Born in Northern Ireland where I spent my first 50 years, I have been a railway enthusiast since 1968, although I only started serious photography in late 1970 with the purchase of my first 35mm camera. However, I found the image quality on 35mm was not great so changed to medium format black & white in mid-1975 with the purchase of a Mamiya C220. Why black & white? It was cheap and I could save money by doing my own processing.
In July 1980, I bought my first Mamiya M645 which became the first in a long procession of 645s. I still use one today, but switched to 6x4.5 colour slides in 1988 and mostly stopped taking black & white in 1998 – although I always have a few rolls on an expedition as the weather is generally uncertain.
The bulk of my photographic collection concentrates on the CIÉ /IÉ and NIR systems and consists of some 5,000 black & white negatives plus several thousand 35mm and 6x4.5 colour slides.

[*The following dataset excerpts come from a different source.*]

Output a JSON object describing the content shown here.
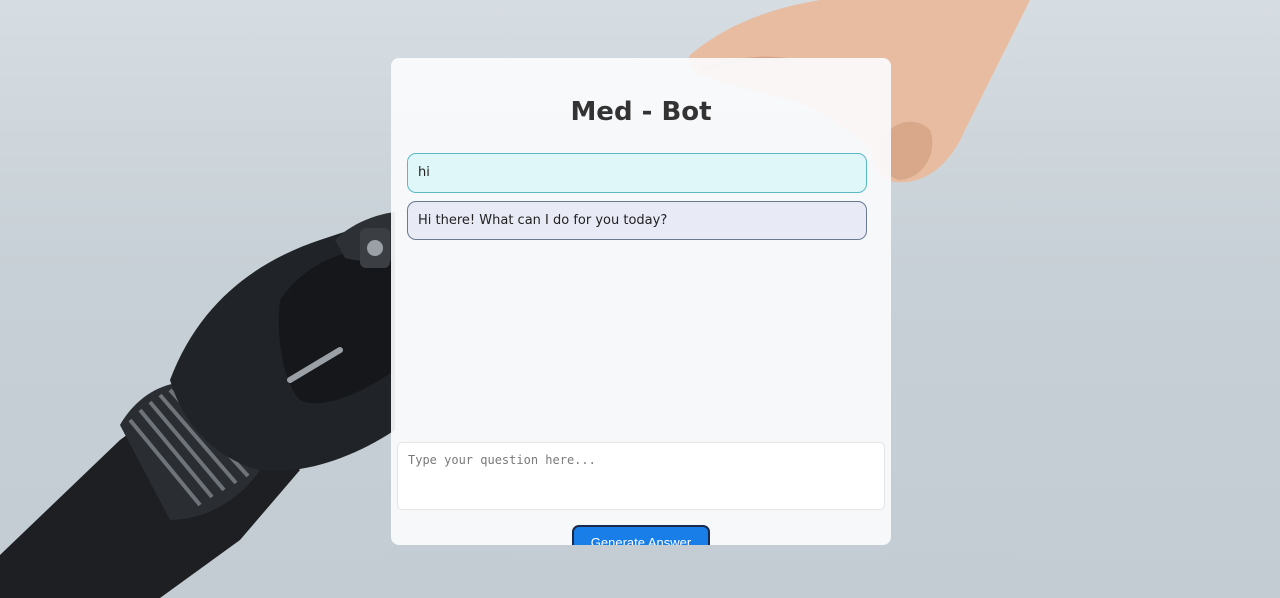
{
  "app": {
    "title": "Med - Bot"
  },
  "chat": {
    "messages": [
      {
        "role": "user",
        "text": "hi"
      },
      {
        "role": "bot",
        "text": "Hi there! What can I do for you today?"
      }
    ]
  },
  "input": {
    "placeholder": "Type your question here...",
    "value": ""
  },
  "actions": {
    "generate_label": "Generate Answer"
  },
  "background": {
    "image": "robot-hand-reaching-human-hand",
    "colors": {
      "backdrop": "#c7d0d6",
      "robot": "#1c1e21",
      "skin": "#e9bfa4"
    }
  },
  "colors": {
    "user_bubble_bg": "#e0f7fa",
    "user_bubble_border": "#5ab8c6",
    "bot_bubble_bg": "#e8eaf6",
    "bot_bubble_border": "#6b7a90",
    "button_bg": "#1a7ee8",
    "title_text": "#333333"
  }
}
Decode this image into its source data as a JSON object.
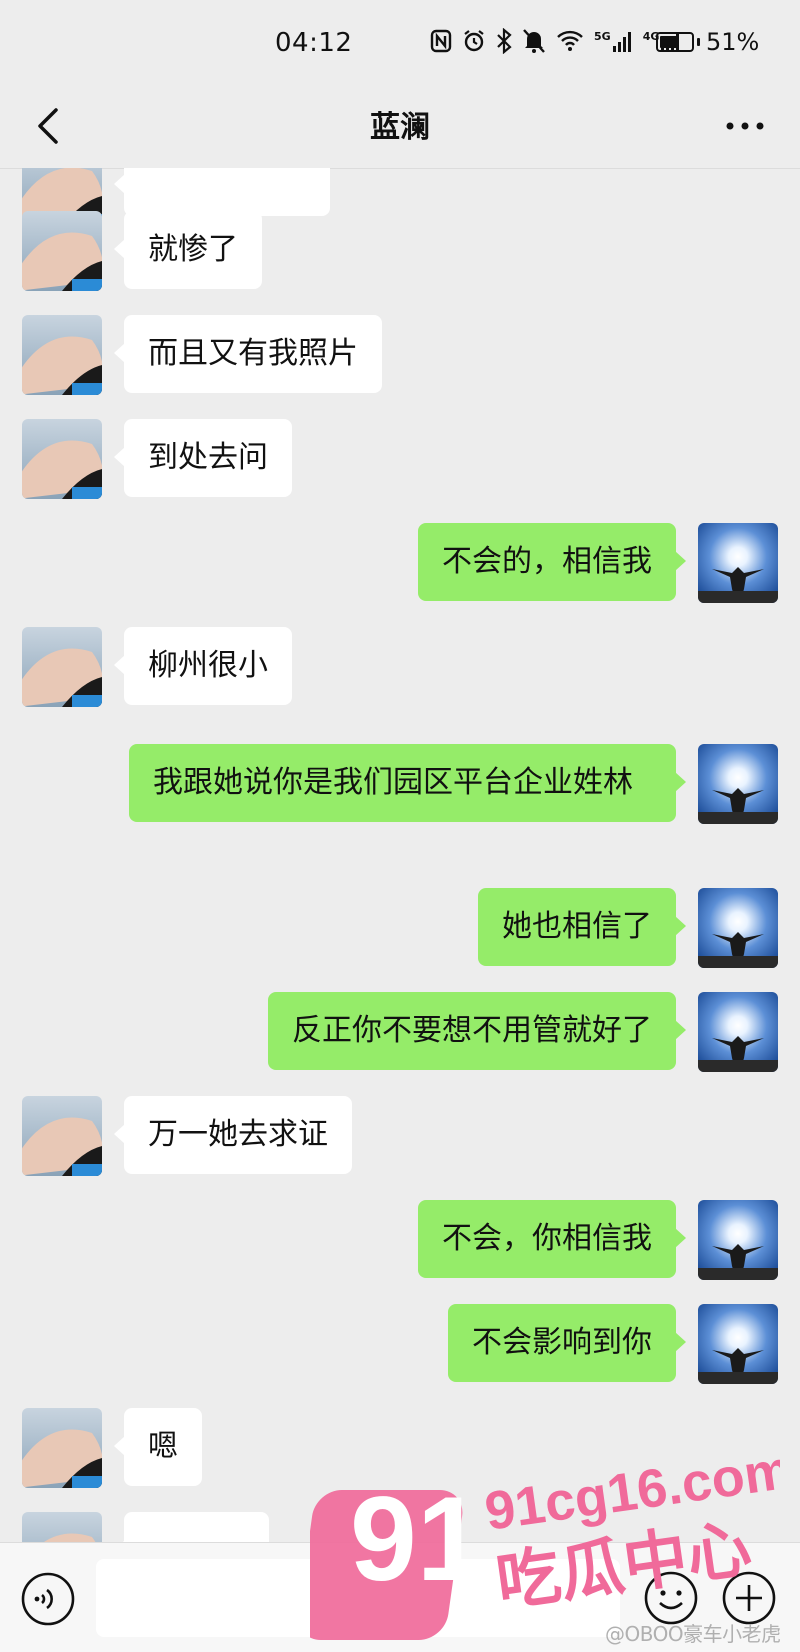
{
  "status_bar": {
    "time": "04:12",
    "network_5g": "5G",
    "network_4g": "4G",
    "battery_percent": "51%",
    "icons": [
      "nfc-icon",
      "alarm-icon",
      "bluetooth-icon",
      "mute-icon",
      "wifi-icon",
      "signal-5g-icon",
      "signal-4g-icon",
      "battery-icon"
    ]
  },
  "header": {
    "title": "蓝澜",
    "back_icon": "chevron-left-icon",
    "more_icon": "more-dots-icon"
  },
  "messages": [
    {
      "side": "left",
      "text": "就惨了"
    },
    {
      "side": "left",
      "text": "而且又有我照片"
    },
    {
      "side": "left",
      "text": "到处去问"
    },
    {
      "side": "right",
      "text": "不会的，相信我"
    },
    {
      "side": "left",
      "text": "柳州很小"
    },
    {
      "side": "right",
      "text": "我跟她说你是我们园区平台企业姓林"
    },
    {
      "side": "right",
      "text": "她也相信了"
    },
    {
      "side": "right",
      "text": "反正你不要想不用管就好了"
    },
    {
      "side": "left",
      "text": "万一她去求证"
    },
    {
      "side": "right",
      "text": "不会，你相信我"
    },
    {
      "side": "right",
      "text": "不会影响到你"
    },
    {
      "side": "left",
      "text": "嗯"
    }
  ],
  "input_bar": {
    "voice_icon": "voice-icon",
    "input_value": "",
    "emoji_icon": "emoji-icon",
    "plus_icon": "plus-icon"
  },
  "watermark": {
    "logo_number": "91",
    "site": "91cg16.com",
    "site_name": "吃瓜中心",
    "handle": "@OBOO豪车小老虎"
  },
  "colors": {
    "background": "#ededed",
    "sent_bubble": "#95ec69",
    "received_bubble": "#ffffff",
    "watermark_pink": "#f06a9a"
  }
}
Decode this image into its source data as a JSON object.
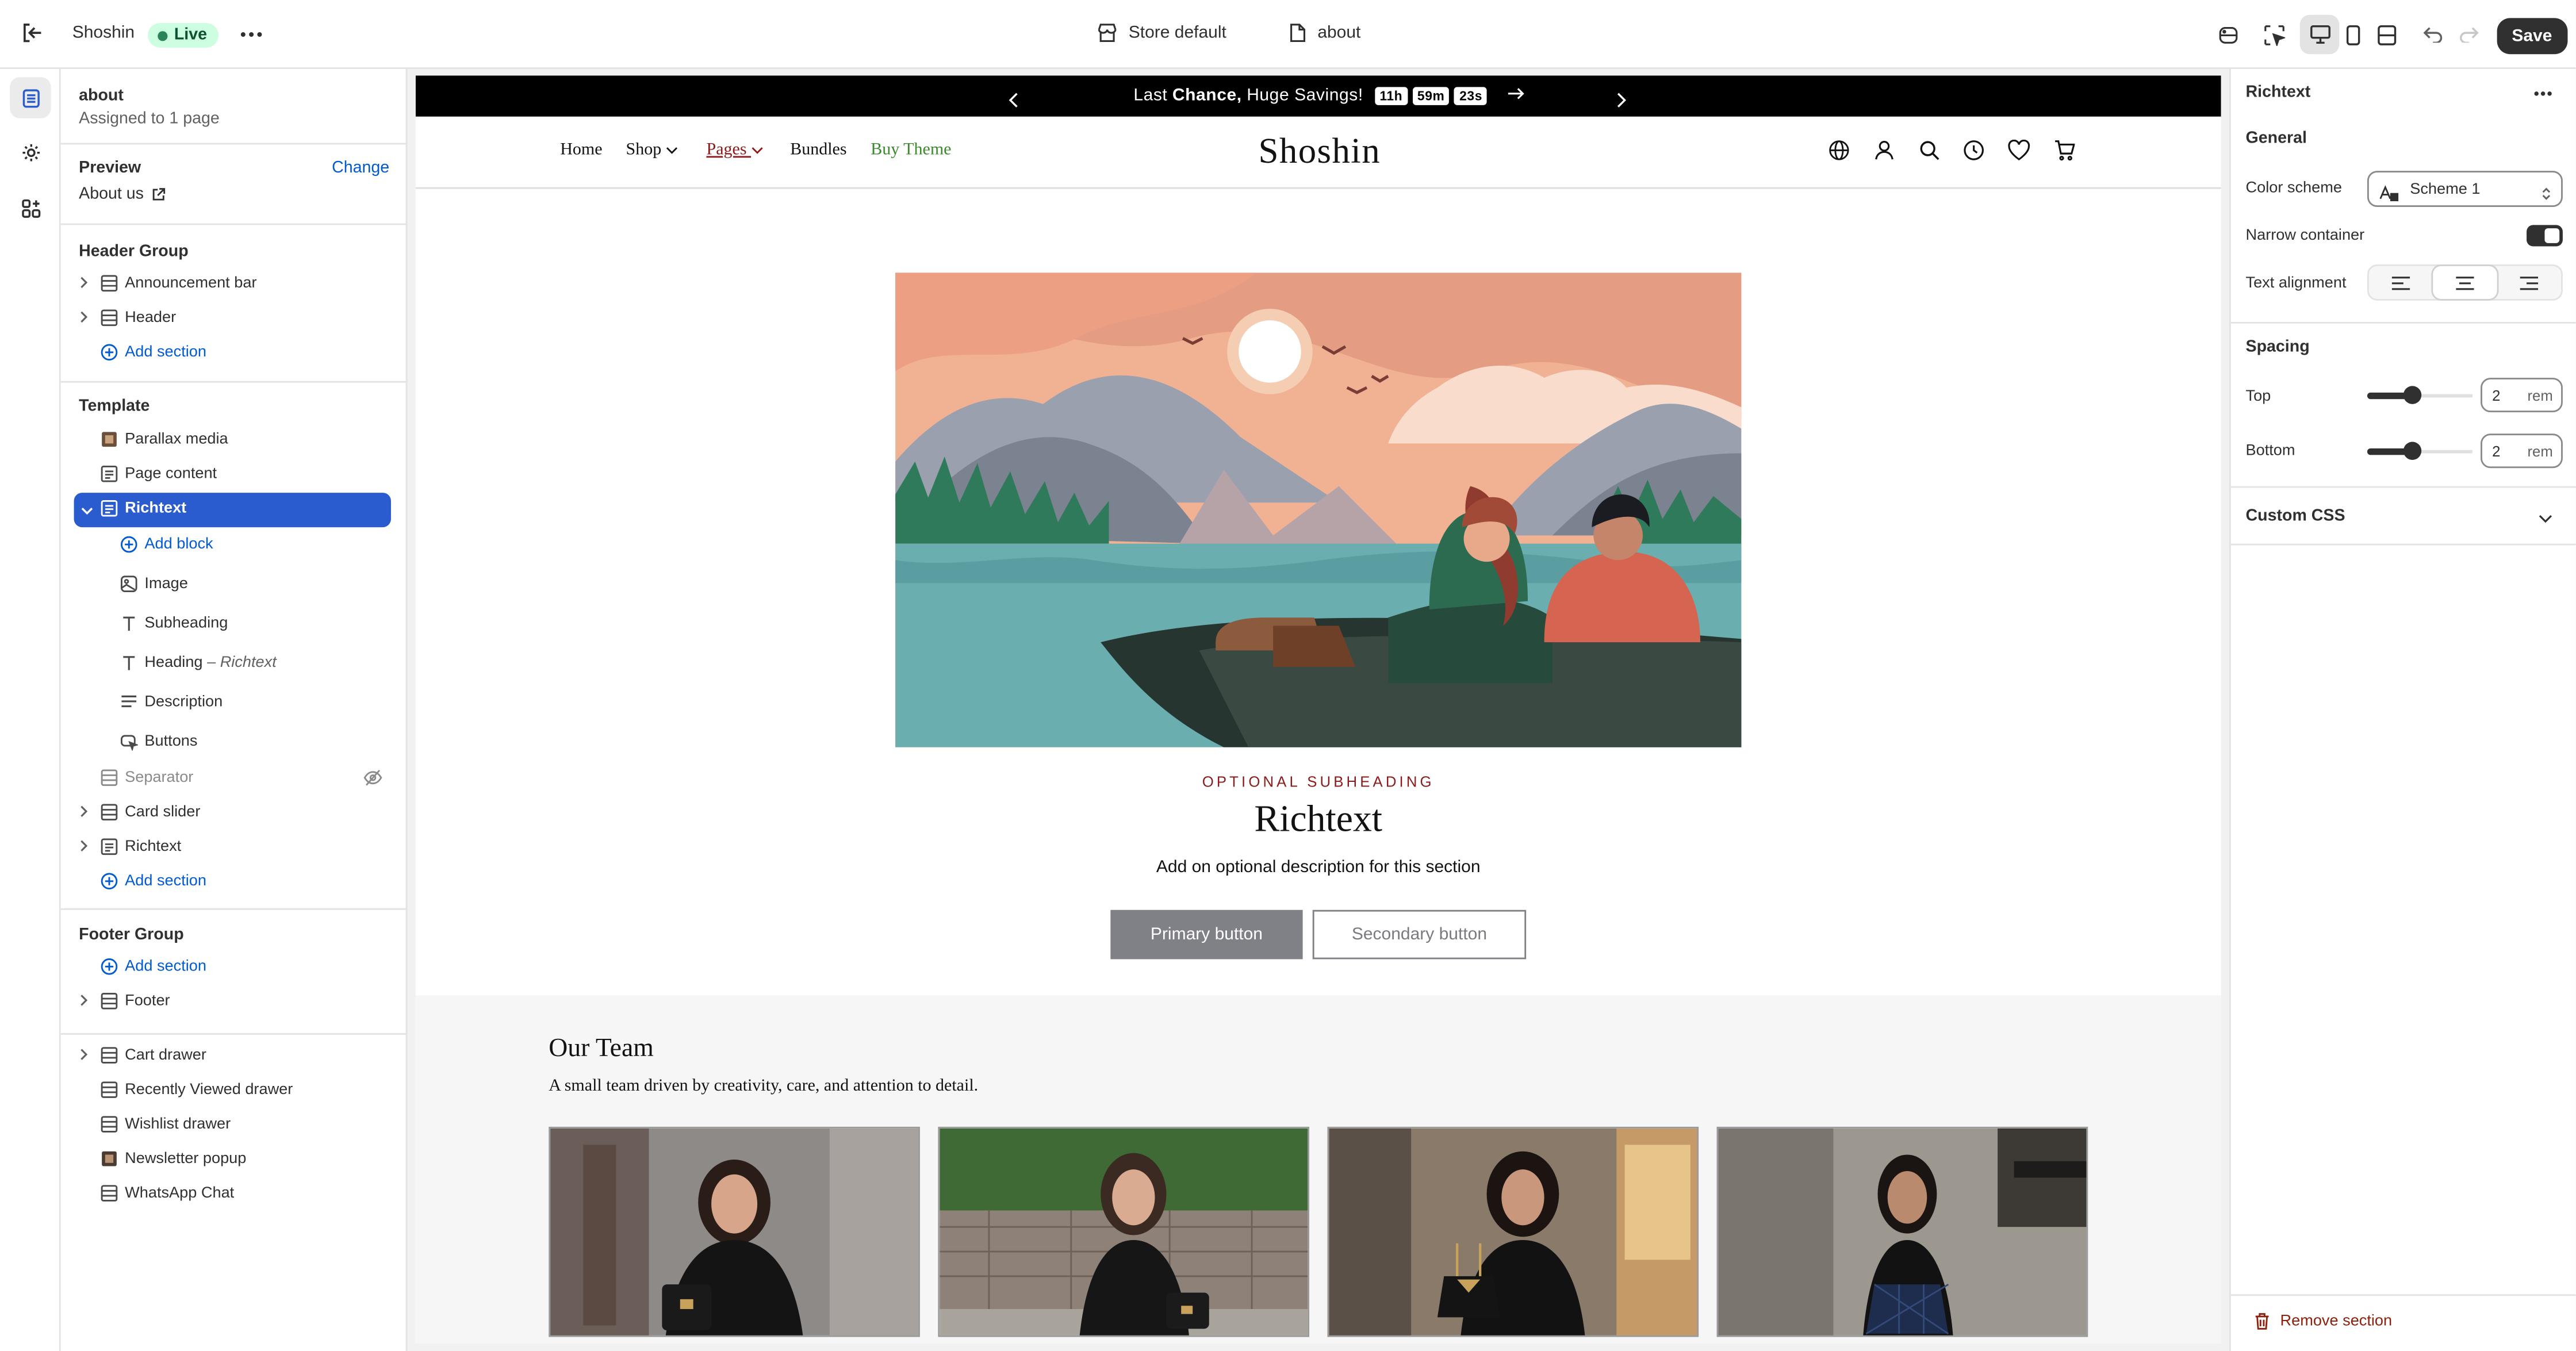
{
  "topbar": {
    "theme_name": "Shoshin",
    "live_label": "Live",
    "store_label": "Store default",
    "page_label": "about",
    "save_label": "Save"
  },
  "left_panel": {
    "page_title": "about",
    "assigned": "Assigned to 1 page",
    "preview_label": "Preview",
    "change_label": "Change",
    "preview_value": "About us",
    "header_group": {
      "title": "Header Group",
      "items": [
        "Announcement bar",
        "Header"
      ],
      "add": "Add section"
    },
    "template": {
      "title": "Template",
      "items": [
        "Parallax media",
        "Page content",
        "Richtext"
      ],
      "add_block": "Add block",
      "blocks": [
        "Image",
        "Subheading",
        "Heading",
        "Description",
        "Buttons"
      ],
      "heading_suffix": "– Richtext",
      "after": [
        "Separator",
        "Card slider",
        "Richtext"
      ],
      "add": "Add section"
    },
    "footer_group": {
      "title": "Footer Group",
      "add": "Add section",
      "items": [
        "Footer"
      ]
    },
    "overlays": [
      "Cart drawer",
      "Recently Viewed drawer",
      "Wishlist drawer",
      "Newsletter popup",
      "WhatsApp Chat"
    ]
  },
  "preview": {
    "announcement": {
      "pre": "Last",
      "bold": "Chance,",
      "post": "Huge Savings!",
      "timer": [
        "11h",
        "59m",
        "23s"
      ]
    },
    "nav": [
      "Home",
      "Shop",
      "Pages",
      "Bundles",
      "Buy Theme"
    ],
    "logo": "Shoshin",
    "subheading": "OPTIONAL SUBHEADING",
    "title": "Richtext",
    "description": "Add on optional description for this section",
    "primary_button": "Primary button",
    "secondary_button": "Secondary button",
    "team_title": "Our Team",
    "team_subtitle": "A small team driven by creativity, care, and attention to detail."
  },
  "right_panel": {
    "title": "Richtext",
    "general": "General",
    "color_scheme_label": "Color scheme",
    "color_scheme_value": "Scheme 1",
    "narrow_label": "Narrow container",
    "narrow_on": true,
    "alignment_label": "Text alignment",
    "alignment_selected": "center",
    "spacing": "Spacing",
    "top_label": "Top",
    "top_value": "2",
    "bottom_label": "Bottom",
    "bottom_value": "2",
    "unit": "rem",
    "spacing_fraction": 0.42,
    "custom_css": "Custom CSS",
    "remove": "Remove section"
  }
}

However, there was a major change in my railway interest from 1990, when I first visited South Africa for steam. Since 1990, I have travelled to Africa, India, Pakistan, China, Cuba and much of eastern Europe in search of the last active steam locomotives. Additionally, I “discovered” the USA in 1995 and travelled there frequently for diesel traction until 2004, when the Bush administration decided to treat all visitors as criminal suspects subject to an arrest procedure on arrival. Hardly what one would expect from the “land of the free”! Diesel photography also extends to Canada, Malaysia and much of Europe – I will photograph anything railway, even trams, monorails and DMUs.
I moved to western Scotland in 2003. While remote with nothing but 156s, this hardly matters as photography is now largely confined to continental Europe as the UK and Irish scene leaves me cold. It’s all some form of railcar and it’s all plastic – and in the UK, Network Rail and “plod” have decided photography is illegal (although it is not), which just means a level of “hassle” unacceptable at my age.
So, please start your journey through my collection with the Irish albums, which recall those care-free days when the systems had variety and staff, despite the “troubles”, treated enthusiasts as eccentric but harmless. Then move on to the foreign collections, perhaps to the steam albums and then the overseas diesel and electric sections. But I should mention there is still a lot of work for me on these albums, they need to be sorted and captioned and there is still much early materiel to be scanned. So treat this as a work in progress which I will complete over time.
Thanks to all who have already commented on my work – it is much appreciated. To all, please enjoy what I have – little can now be repeated in a fast changing world and each is a snapshot of something which will never pass our way again.